Les spectateurs dijonnais ont eu la chance, grâce au cinéma Eldorado de Dijon, de bénéficier d’une séance en avant-première et en présence du
réalisateur dans l’attente d’une programmation pour la fin du mois de novembre 2009.
Un pamphlet
Comme tout film engagé qui s’assume, Walter, retour en résistance est intéressant car il mène ces spectateurs à la réflexion. La critique trop facile (mais qui a au moins le mérite
d’exister) reproche à ce film d’être une entreprise « de propagande de gauche » (Lionel TARDY, député UMP de Haute-Savoie) ou bien d’utiliser « des procédés
d’idéologues, les mêmes qu’utilisaient les staliniens » (Bernard ACCOYER, Président de l’Assemblée Nationale). Ce que ces détracteurs oublient cependant trop facilement, c’est que la
comparaison ne tient pas quand les propos avancés sont publiquement assumés, voire revendiqués. Cela équivaudrait à condamner n’importe quel opposant politique au seul motif de son opposition (ce
qui pour le coup, renverrait l’accusation à son destinateur).

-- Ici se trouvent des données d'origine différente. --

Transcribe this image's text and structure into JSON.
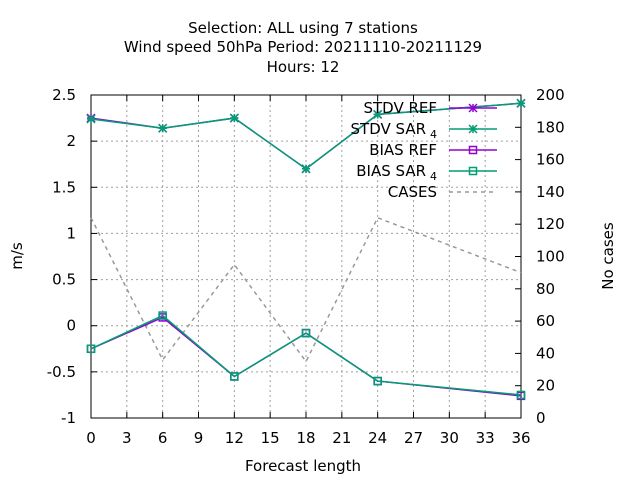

Il ne faut en effet pas plus de quelques secondes au spectateur averti pour comprendre qu’il s’agit d’un véritable pamphlet anti-sarkoziste. Walter Bassan ne prétend jamais représenter l’ensemble
des déportés. C’est une voix, parmi d’autres, qui s’exprime avec ses convictions de gauche, avec son expérience d’ancien militant CGT, mais aussi avec l’engagement républicain d’un citoyen de 82
ans qui consacre depuis près de vingt ans tout son temps et toute son énergie au service de la transmission de la mémoire.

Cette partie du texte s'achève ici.